Besides, I believe that the end woodworker does end up getting thicker yield from pre-dressed lumber when rough cutting before jointing and planing. It definitely cuts down on surface checking and I've found that it has helped in pre-selling air-dried lumber as the customer can better see the product's potential.
From contributor E:
I dried some 8/4 fiddleback hard maple. Few boards would have easily made instrument grade if not for the checks. Would presurfacing have worked on the maple?
From contributor C:
Maybe planing would have helped but I doubt it. There are too many other variables to consider - kiln schedule, handling and drying rates early in the drying process, and many others. It is hard to pinpoint after the fact, but you dried an extremely difficult item. Were there other defects such as case hardening or honeycomb, or just the checking?
From Dr. Gene Wengert, forum technical advisor:
Presurfacing works because the saw (especially a dull saw) actually tears the fibers and leaves a lot of small checks and fractures that can develop into checks when drying. A sharp saw (bands have to be sharp or they will not run) has much less of this effect, hence we often hear that band sawn checks less than circle. In one study, the smoothness or roughness did not seem to appreciably affect drying rate. I do not know about maple. As this wood checks so little, I would look for some other variable that was out of control.
From contributor F:
I am about to mill some oak logs, so this is interesting information for me. My suspicion is that planing reduces the effective surface and porosity of the wood, so that it dries more slowly and thereby gets less checking. Is this correct? If so, it would mean that it would dry more slowly, too.

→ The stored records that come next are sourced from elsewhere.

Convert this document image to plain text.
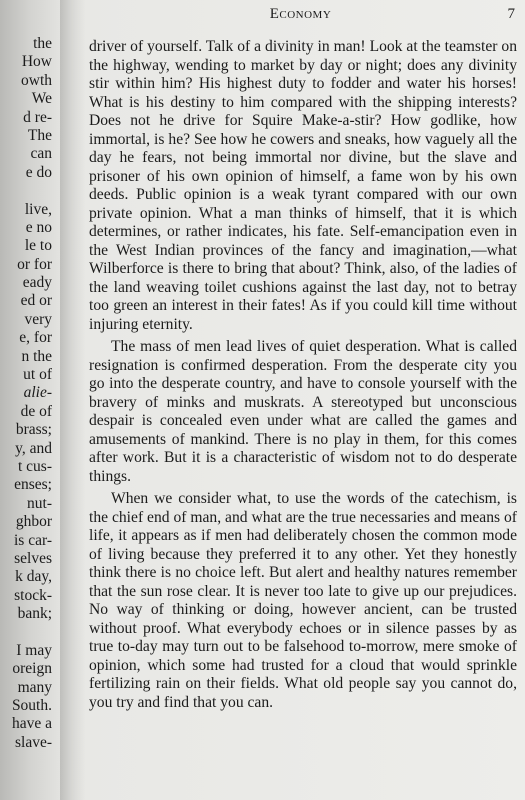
Economy	7
the
How
owth
We
d re-
The
can
e do
live,
e no
le to
or for
eady
ed or
very
e, for
n the
ut of
alie-
de of
brass;
y, and
t cus-
enses;
nut-
ghbor
is car-
selves
k day,
stock-
bank;
I may
oreign
many
South.
have a
slave-

driver of yourself. Talk of a divinity in man! Look at the teamster on the highway, wending to market by day or night; does any divinity stir within him? His highest duty to fodder and water his horses! What is his destiny to him compared with the shipping interests? Does not he drive for Squire Make-a-stir? How godlike, how immortal, is he? See how he cowers and sneaks, how vaguely all the day he fears, not being immortal nor divine, but the slave and prisoner of his own opinion of himself, a fame won by his own deeds. Public opinion is a weak tyrant compared with our own private opinion. What a man thinks of himself, that it is which determines, or rather indicates, his fate. Self-emancipation even in the West Indian provinces of the fancy and imagination,—what Wilberforce is there to bring that about? Think, also, of the ladies of the land weaving toilet cushions against the last day, not to betray too green an interest in their fates! As if you could kill time without injuring eternity.

The mass of men lead lives of quiet desperation. What is called resignation is confirmed desperation. From the desperate city you go into the desperate country, and have to console yourself with the bravery of minks and muskrats. A stereotyped but unconscious despair is concealed even under what are called the games and amusements of mankind. There is no play in them, for this comes after work. But it is a characteristic of wisdom not to do desperate things.

When we consider what, to use the words of the catechism, is the chief end of man, and what are the true necessaries and means of life, it appears as if men had deliberately chosen the common mode of living because they preferred it to any other. Yet they honestly think there is no choice left. But alert and healthy natures remember that the sun rose clear. It is never too late to give up our prejudices. No way of thinking or doing, however ancient, can be trusted without proof. What everybody echoes or in silence passes by as true to-day may turn out to be falsehood to-morrow, mere smoke of opinion, which some had trusted for a cloud that would sprinkle fertilizing rain on their fields. What old people say you cannot do, you try and find that you can.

From Dr. Gene Wengert, forum technical advisor:
In comparisons of equal thickness wood, we have never seen any difference in drying rates. Because planed lumber no longer has the thick pieces, it will dry faster overall.
From contributorG:
Do you have any tips on planing green lumber? I know when we have tried to plane green or wet lumber, it is hard to feed. Any tips?
From Dr. Gene Wengert, forum technical advisor:
When you plane green lumber, it is common to see quite a bit of spring back, which means that the pressure bar must be a little bit more open than for dry lumber. The bed plate should be smooth. Exhaust system must be strong to remove chips that are twice as heavy as dry chips.